## 06: Integrating Census Geographies (OA, LSOA, MSOA)

**Goal:** To enrich point data with valuable demographic context by joining it to official statistical geographies. A common task in spatial analysis is to understand the characteristics of the area surrounding a point of interest.

This notebook demonstrates how to:
1.  Load UK census geographies (we'll use Lower Layer Super Output Areas - LSOAs for Exeter).
2.  Load a corresponding demographic dataset (e.g., population estimates).
3.  Perform a **spatial join** to link a set of points (e.g., our libraries from notebook 04) to the census polygons they fall within.
4.  Analyze the demographic characteristics of the areas served by each library.

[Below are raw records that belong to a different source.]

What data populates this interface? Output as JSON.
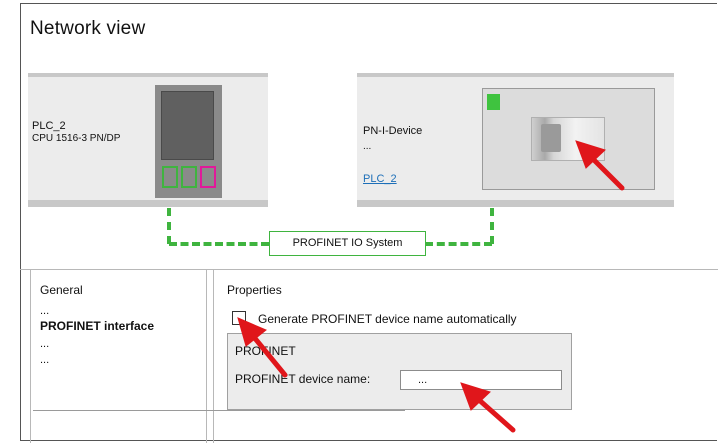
{
  "view": {
    "title": "Network view"
  },
  "plc": {
    "name": "PLC_2",
    "type": "CPU 1516-3 PN/DP"
  },
  "io_device": {
    "name": "PN-I-Device",
    "ellipsis": "...",
    "assigned_plc_link": "PLC_2"
  },
  "network": {
    "label": "PROFINET IO System",
    "color": "#3fb43f"
  },
  "navigation": {
    "header": "General",
    "items": [
      "...",
      "PROFINET interface",
      "...",
      "..."
    ],
    "selected": "PROFINET interface"
  },
  "properties": {
    "header": "Properties",
    "auto_name_checkbox": {
      "label": "Generate PROFINET device name automatically",
      "checked": false
    },
    "profinet_group": {
      "title": "PROFINET",
      "device_name_label": "PROFINET device name:",
      "device_name_value": "..."
    }
  },
  "annotations": {
    "arrow_color": "#e0161b",
    "arrow_icon": "red-pointer-arrow"
  }
}
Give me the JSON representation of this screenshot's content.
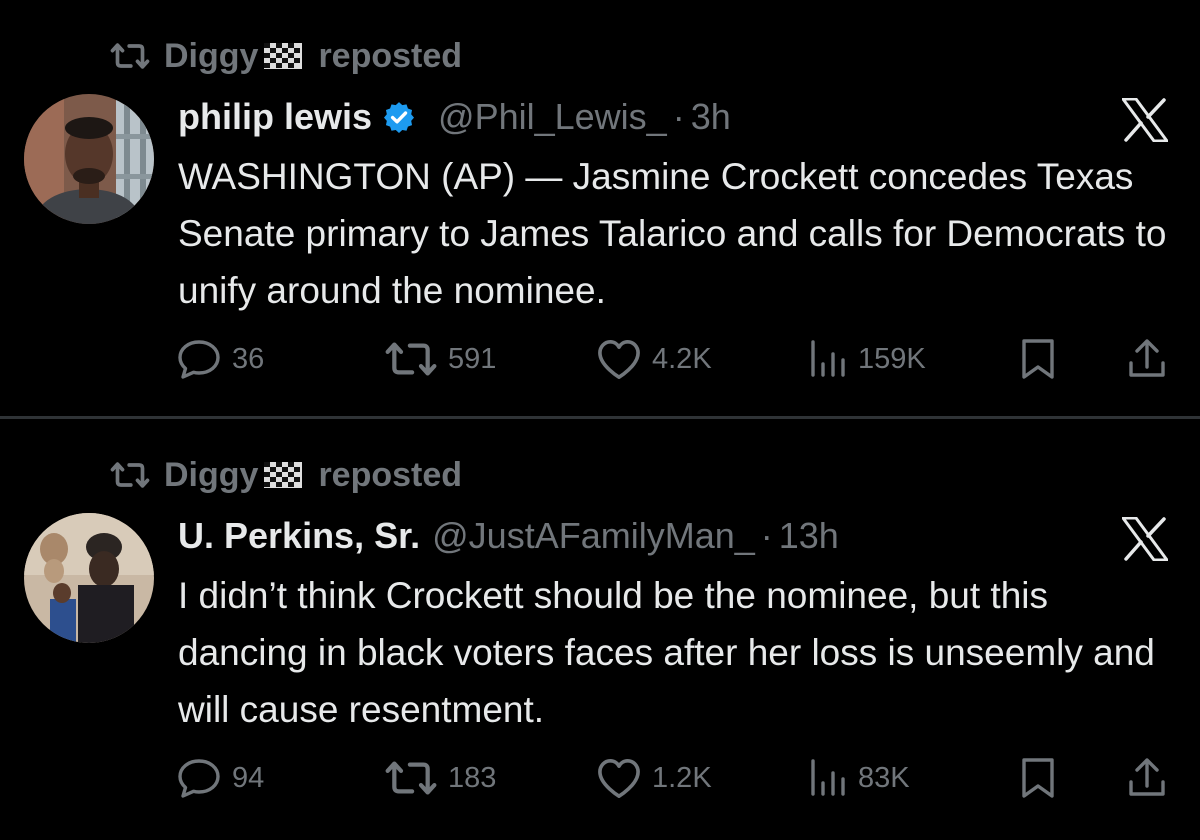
{
  "tweets": [
    {
      "reposter": "Diggy",
      "repost_text": "reposted",
      "name": "philip lewis",
      "verified": true,
      "handle": "@Phil_Lewis_",
      "time": "3h",
      "text": "WASHINGTON (AP) — Jasmine Crockett concedes Texas Senate primary to James Talarico and calls for Democrats to unify around the nominee.",
      "replies": "36",
      "reposts": "591",
      "likes": "4.2K",
      "views": "159K"
    },
    {
      "reposter": "Diggy",
      "repost_text": "reposted",
      "name": "U. Perkins, Sr.",
      "verified": false,
      "handle": "@JustAFamilyMan_",
      "time": "13h",
      "text": "I didn’t think Crockett should be the nominee, but this dancing in black voters faces after her loss is unseemly and will cause resentment.",
      "replies": "94",
      "reposts": "183",
      "likes": "1.2K",
      "views": "83K"
    }
  ],
  "icons": {
    "repost": "repost-icon",
    "flag": "checkered-flag-icon",
    "verified": "verified-badge-icon",
    "platform": "x-logo-icon",
    "reply": "reply-icon",
    "like": "heart-icon",
    "views": "views-icon",
    "bookmark": "bookmark-icon",
    "share": "share-icon"
  },
  "colors": {
    "background": "#000000",
    "text": "#e7e9ea",
    "muted": "#71767b",
    "verified": "#1d9bf0",
    "divider": "#2f3336"
  }
}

### 1. Setup and Library Imports

In [None]:
import pandas as pd
import geopandas as gpd
import matplotlib.pyplot as plt
import contextily as cx
import requests
import zipfile
import io

### 2. Download and Load Data

We need two types of data:
* **Geographic Data:** Shapefiles for the LSOAs in Devon.
* **Attribute Data:** A CSV file with population data for each LSOA.

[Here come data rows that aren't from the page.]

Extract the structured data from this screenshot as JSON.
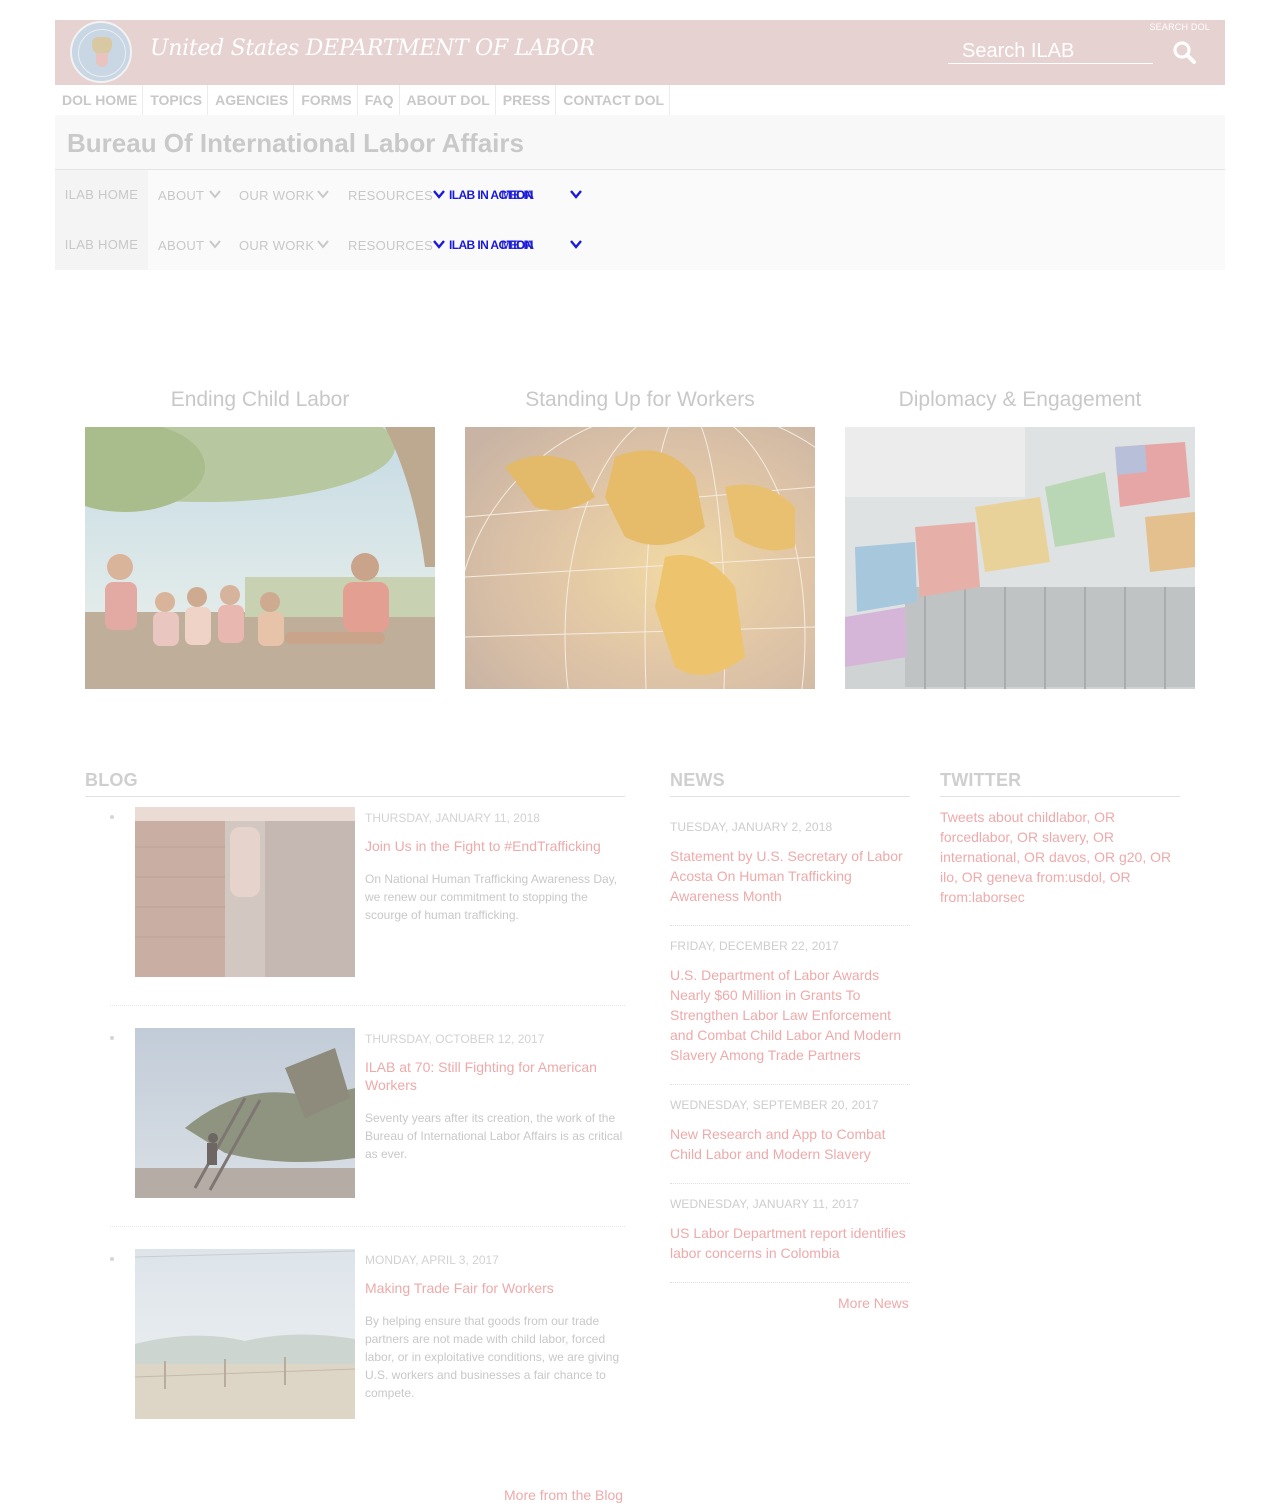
{
  "header": {
    "title": "United States DEPARTMENT OF LABOR",
    "search_label": "SEARCH DOL",
    "search_placeholder": "Search ILAB"
  },
  "dol_nav": [
    "DOL HOME",
    "TOPICS",
    "AGENCIES",
    "FORMS",
    "FAQ",
    "ABOUT DOL",
    "PRESS",
    "CONTACT DOL"
  ],
  "bureau_title": "Bureau Of International Labor Affairs",
  "ilab_nav": {
    "home": "ILAB HOME",
    "about": "ABOUT",
    "our_work": "OUR WORK",
    "resources": "RESOURCES",
    "overlay_text": "ILAB IN ACTION",
    "overlay_text_2": "MEDIA"
  },
  "features": [
    {
      "title": "Ending Child Labor"
    },
    {
      "title": "Standing Up for Workers"
    },
    {
      "title": "Diplomacy & Engagement"
    }
  ],
  "blog": {
    "heading": "BLOG",
    "posts": [
      {
        "date": "THURSDAY, JANUARY 11, 2018",
        "title": "Join Us in the Fight to #EndTrafficking",
        "summary": "On National Human Trafficking Awareness Day, we renew our commitment to stopping the scourge of human trafficking."
      },
      {
        "date": "THURSDAY, OCTOBER 12, 2017",
        "title": "ILAB at 70: Still Fighting for American Workers",
        "summary": "Seventy years after its creation, the work of the Bureau of International Labor Affairs is as critical as ever."
      },
      {
        "date": "MONDAY, APRIL 3, 2017",
        "title": "Making Trade Fair for Workers",
        "summary": "By helping ensure that goods from our trade partners are not made with child labor, forced labor, or in exploitative conditions, we are giving U.S. workers and businesses a fair chance to compete."
      }
    ],
    "more": "More from the Blog"
  },
  "news": {
    "heading": "NEWS",
    "items": [
      {
        "date": "TUESDAY, JANUARY 2, 2018",
        "title": "Statement by U.S. Secretary of Labor Acosta On Human Trafficking Awareness Month"
      },
      {
        "date": "FRIDAY, DECEMBER 22, 2017",
        "title": "U.S. Department of Labor Awards Nearly $60 Million in Grants To Strengthen Labor Law Enforcement and Combat Child Labor And Modern Slavery Among Trade Partners"
      },
      {
        "date": "WEDNESDAY, SEPTEMBER 20, 2017",
        "title": "New Research and App to Combat Child Labor and Modern Slavery"
      },
      {
        "date": "WEDNESDAY, JANUARY 11, 2017",
        "title": "US Labor Department report identifies labor concerns in Colombia"
      }
    ],
    "more": "More News"
  },
  "twitter": {
    "heading": "TWITTER",
    "link": "Tweets about childlabor, OR forcedlabor, OR slavery, OR international, OR davos, OR g20, OR ilo, OR geneva from:usdol, OR from:laborsec"
  },
  "colors": {
    "header_bg": "#e6d2d0",
    "link": "#eeaaaa",
    "overlay_blue": "#1a1ad9"
  },
  "icons": [
    "dol-seal-icon",
    "search-icon",
    "chevron-down-icon"
  ]
}
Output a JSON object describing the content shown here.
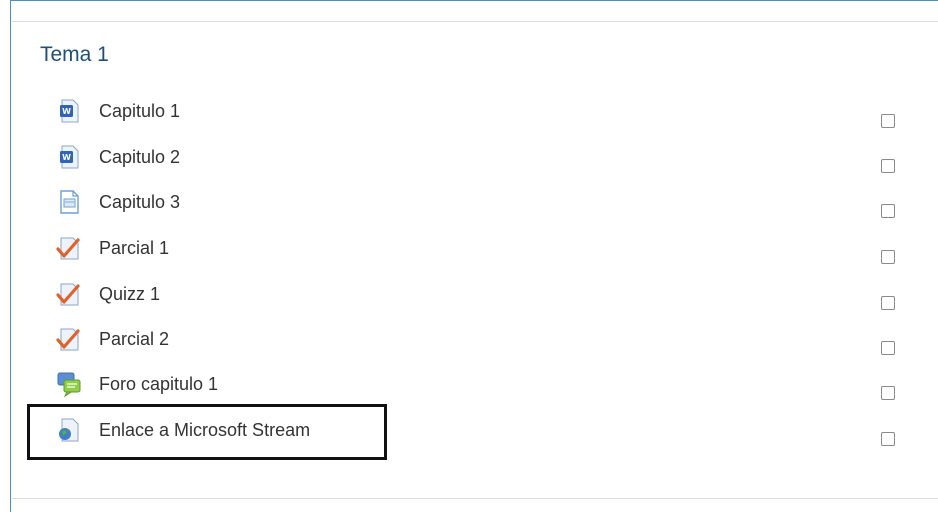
{
  "section": {
    "title": "Tema 1"
  },
  "activities": [
    {
      "label": "Capitulo 1",
      "icon": "word-document-icon"
    },
    {
      "label": "Capitulo 2",
      "icon": "word-document-icon"
    },
    {
      "label": "Capitulo 3",
      "icon": "page-icon"
    },
    {
      "label": "Parcial 1",
      "icon": "quiz-icon"
    },
    {
      "label": "Quizz 1",
      "icon": "quiz-icon"
    },
    {
      "label": "Parcial 2",
      "icon": "quiz-icon"
    },
    {
      "label": "Foro capitulo 1",
      "icon": "forum-icon"
    },
    {
      "label": "Enlace a Microsoft Stream",
      "icon": "url-link-icon"
    }
  ],
  "colors": {
    "title": "#1d4f7a",
    "frame_border": "#4a90c8",
    "quiz_check": "#e0622a"
  }
}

We will download this data directly from the web.

In [None]:
# URL for 2021 LSOA boundaries for England and Wales
lsoa_url = 'https://geoportal.statistics.gov.uk/datasets/ons::lsoa-2021-boundaries-full-clipped-ew-bfc/explore?location=51.000000%2C-2.500000%2C7.00&showTable=true'
# This is an example URL, in a real case you would find the direct download link for the shapefile zip.
# For this notebook, we'll assume the files are in a local 'data' directory.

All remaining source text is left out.